Book Continuities and Changes in Maya Archaeology

Download or read book Continuities and Changes in Maya Archaeology written by Charles Golden and published by Routledge. This book was released on 2004-03 with total page 297 pages. Available in PDF, EPUB and Kindle. Book excerpt: This book presents the current state of Maya archaeology by focusing on the history of the field for the last 100 years, present day research, and forward looking prescription for the direction of the field.

Book The Reconfiguration of Twenty first Century Latin American Regionalism

Download or read book The Reconfiguration of Twenty first Century Latin American Regionalism written by Rowan Lubbock and published by Taylor & Francis. This book was released on 2022-11-28 with total page 178 pages. Available in PDF, EPUB and Kindle. Book excerpt: This cutting-edge volume brings together a diverse roster of scholars to shed light on the reconfiguration of twenty-first century Latin American regionalism. Reflecting on both the multiplicity of regional integration across Latin America (LA) and the theoretically pluralist turn in contemporary scholarship on LA politics and International Relations, this edited volume proposes an ‘integrative pluralist’ methodology to deciphering the complexity of regionalisation projects, from both above and below. The book charts the contemporary evolution of older regionalisation schemes, such as the Common Market of the South (MERCOSUR), as well as more recent twenty-first century regional innovations, including the Bolivarian Alliance for the Peoples of Our America-Peoples Trade Treaty (ALBA-TCP), Pacific Alliance (AP), and the Union of South American Nations (UNASUR). Complementing this more traditional institutional perspective, the book also charts the underexplored dynamics of regionalism from below, in the context of region-wide networks of political organisation among indigenous and peasant movements. Set against the backdrop of a more critical reading of the historical origins of regionalism, this volume aims to contribute to the ever-growing conversation among scholars within and beyond Latin America on the actors, processes, contradictions, and prospects for regional cooperation. In offering a more holistic perspective on Latin American regionalism from above and below, this volume will be of interest to both newcomers to the field and more seasoned scholars working within/across disciplinary boundaries, from International Relations and International Political Economy to Historical Sociology and Institutionalism. The chapters in this book were originally published as a special issue of Globalizations.
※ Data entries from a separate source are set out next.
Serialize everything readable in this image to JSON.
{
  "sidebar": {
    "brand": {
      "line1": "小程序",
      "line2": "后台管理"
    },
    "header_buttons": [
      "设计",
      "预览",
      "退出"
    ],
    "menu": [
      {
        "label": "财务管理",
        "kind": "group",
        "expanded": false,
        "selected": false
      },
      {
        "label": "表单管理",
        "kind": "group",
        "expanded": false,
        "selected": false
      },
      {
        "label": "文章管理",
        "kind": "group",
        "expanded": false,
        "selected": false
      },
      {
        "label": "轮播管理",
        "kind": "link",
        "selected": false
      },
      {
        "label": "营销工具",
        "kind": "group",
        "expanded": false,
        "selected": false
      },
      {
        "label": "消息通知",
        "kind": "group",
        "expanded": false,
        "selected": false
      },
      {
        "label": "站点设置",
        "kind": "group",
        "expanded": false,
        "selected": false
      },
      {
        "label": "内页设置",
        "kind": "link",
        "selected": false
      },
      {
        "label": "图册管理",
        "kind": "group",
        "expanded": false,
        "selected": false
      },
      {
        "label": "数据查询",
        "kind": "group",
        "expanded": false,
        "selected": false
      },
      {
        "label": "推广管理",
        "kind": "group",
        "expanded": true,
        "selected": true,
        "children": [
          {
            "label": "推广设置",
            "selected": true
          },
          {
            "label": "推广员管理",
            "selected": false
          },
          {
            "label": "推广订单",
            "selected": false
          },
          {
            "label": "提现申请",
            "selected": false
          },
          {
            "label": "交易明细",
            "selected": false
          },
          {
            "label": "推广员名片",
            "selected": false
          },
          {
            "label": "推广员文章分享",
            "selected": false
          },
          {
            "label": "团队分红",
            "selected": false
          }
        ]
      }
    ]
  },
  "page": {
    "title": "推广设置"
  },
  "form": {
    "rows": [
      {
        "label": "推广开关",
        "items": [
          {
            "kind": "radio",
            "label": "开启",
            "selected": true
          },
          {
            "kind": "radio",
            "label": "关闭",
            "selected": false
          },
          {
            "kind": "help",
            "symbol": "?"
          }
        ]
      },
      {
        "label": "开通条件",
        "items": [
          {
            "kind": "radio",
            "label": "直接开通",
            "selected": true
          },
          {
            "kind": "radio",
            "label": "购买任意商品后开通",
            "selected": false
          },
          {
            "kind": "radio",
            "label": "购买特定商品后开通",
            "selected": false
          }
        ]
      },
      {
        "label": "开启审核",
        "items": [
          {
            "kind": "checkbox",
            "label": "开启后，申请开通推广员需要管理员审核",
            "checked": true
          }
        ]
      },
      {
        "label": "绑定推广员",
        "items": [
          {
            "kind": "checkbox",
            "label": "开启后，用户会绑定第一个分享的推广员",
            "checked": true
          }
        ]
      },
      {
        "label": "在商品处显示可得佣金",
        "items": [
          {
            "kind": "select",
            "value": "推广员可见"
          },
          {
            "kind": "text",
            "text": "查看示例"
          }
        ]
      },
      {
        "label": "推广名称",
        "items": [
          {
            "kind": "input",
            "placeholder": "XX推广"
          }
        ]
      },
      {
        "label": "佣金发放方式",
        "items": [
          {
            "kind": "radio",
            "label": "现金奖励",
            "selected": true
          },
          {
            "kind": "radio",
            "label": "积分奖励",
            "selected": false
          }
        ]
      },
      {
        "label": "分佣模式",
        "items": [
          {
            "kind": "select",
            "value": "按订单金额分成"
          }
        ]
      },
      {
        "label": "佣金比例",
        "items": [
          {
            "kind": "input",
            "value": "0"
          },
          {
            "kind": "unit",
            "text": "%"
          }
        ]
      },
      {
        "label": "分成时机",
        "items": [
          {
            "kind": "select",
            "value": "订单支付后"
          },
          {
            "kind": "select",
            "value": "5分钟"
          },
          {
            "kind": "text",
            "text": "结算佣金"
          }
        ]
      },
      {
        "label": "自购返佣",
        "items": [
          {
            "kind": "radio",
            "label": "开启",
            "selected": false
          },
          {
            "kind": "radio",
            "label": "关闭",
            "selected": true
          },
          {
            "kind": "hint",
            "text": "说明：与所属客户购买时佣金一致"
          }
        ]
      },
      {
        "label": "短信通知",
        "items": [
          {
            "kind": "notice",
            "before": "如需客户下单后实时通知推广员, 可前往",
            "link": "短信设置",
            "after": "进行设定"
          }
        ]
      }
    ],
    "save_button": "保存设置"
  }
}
Book Dignity for the Voiceless

Download or read book Dignity for the Voiceless written by Ton Salman and published by Berghahn Books. This book was released on 2014-06-01 with total page 348 pages. Available in PDF, EPUB and Kindle. Book excerpt: Willem Assies died in 2010 at the age of 55. The various stages of his career as a political anthropologist of Latin American illustrate how astute a researcher he was. He had a keen eye for the contradictions he observed during his fieldwork but also enjoyed theoretical debate. A distrust of power led him not only to attempt to understand “people without voice” but to work alongside them so they could discover and find their own voice. Willem Assies explored the messy, often untidy daily lives of people, with their inconsistencies, irrationalities, and passions, but also with their hopes, sense of beauty, solidarity, and quest for dignity. This collection brings together some of Willem Assies’s best, most fascinating, and still highly relevant writings.

Book Capitalism and Development

Download or read book Capitalism and Development written by Leslie Sklair and published by Routledge. This book was released on 2002-09-11 with total page 444 pages. Available in PDF, EPUB and Kindle. Book excerpt: This collection draws together a distinguished group of authors to explore how capitalism contributes to the development and underdevelopment of the Third World. It provides a superb overview of key concepts such as "capitalism", "development","modernization" and "dependency".